The draft guidance provides several examples of clinical trials intended to assess reduced effectiveness, including studies for:

  • Determining whether treatment duration of an antiviral drug should be extended;
  • Evaluating a newly identified drug-drug interaction that could reduce systemic exposure;
  • Evaluating a newly identified antibody response to a biologic; and
  • Evaluating a new signal that a subgroup of patients with a life-threatening cancer may not respond to an approved drug.

The draft guidance makes clear that FDA can order labeling changes due to the results of an effectiveness PMR.  The draft guidance states, regarding both safety and efficacy endpoints in PMRs: “FDA will review the data and/or information obtained under a PMR and assess its effect on the benefit-risk profile of the drug in the context of a serious risk being evaluated.  This may result, for example in labeling changes under section 505(o)(4) of the [FDC Act].”

These labeling changes could consist of additional warning statements, but they could also consist of significant changes to the indications for use.  For example, if an efficacy study found that a subgroup of patients (e.g., a gender, ethnicity, or age subgroup) demonstrates reduced effectiveness, FDA could require changes to a drug’s indications for use statement.

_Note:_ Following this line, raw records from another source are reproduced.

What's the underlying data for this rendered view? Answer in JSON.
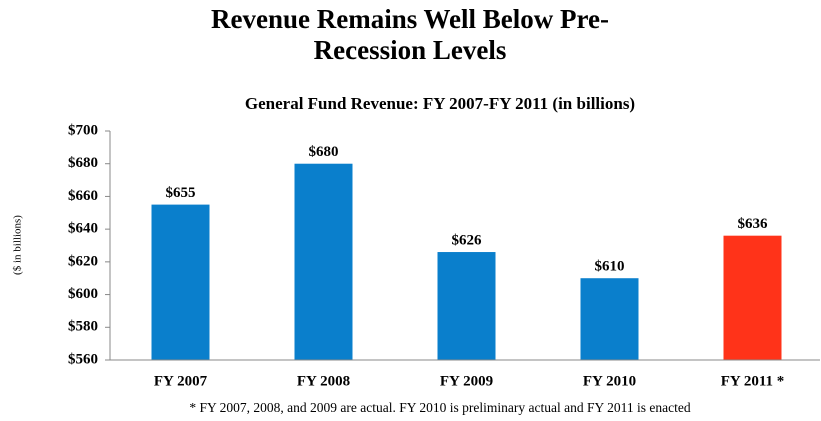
{
  "chart_data": {
    "type": "bar",
    "title": "Revenue Remains Well Below Pre-Recession Levels",
    "subtitle": "General Fund Revenue: FY 2007-FY 2011 (in billions)",
    "y_label": "($ in billions)",
    "footnote": "* FY 2007, 2008, and 2009 are actual.  FY 2010 is preliminary actual and FY 2011 is enacted",
    "categories": [
      "FY 2007",
      "FY 2008",
      "FY 2009",
      "FY 2010",
      "FY 2011 *"
    ],
    "values": [
      655,
      680,
      626,
      610,
      636
    ],
    "value_labels": [
      "$655",
      "$680",
      "$626",
      "$610",
      "$636"
    ],
    "colors": [
      "#0a7fcc",
      "#0a7fcc",
      "#0a7fcc",
      "#0a7fcc",
      "#ff3319"
    ],
    "ylim": [
      560,
      700
    ],
    "yticks": [
      {
        "value": 560,
        "label": "$560"
      },
      {
        "value": 580,
        "label": "$580"
      },
      {
        "value": 600,
        "label": "$600"
      },
      {
        "value": 620,
        "label": "$620"
      },
      {
        "value": 640,
        "label": "$640"
      },
      {
        "value": 660,
        "label": "$660"
      },
      {
        "value": 680,
        "label": "$680"
      },
      {
        "value": 700,
        "label": "$700"
      }
    ],
    "grid": false
  }
}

Comments on the draft guidance are due January 17, 2020.  However, this expansion of FDA’s PMR authority cannot be meaningfully changed through revisions to the guidance.  Because issuance of the draft guidance was mandated by Congress through the SUPPORT Act, any adjustment to FDA’s new authority to issue effectiveness PMRs will have to be addressed through a legislative fix.  It remains to be seen how this new authority will play out in practice, but industry groups may eventually be motivated to seek a legislative change.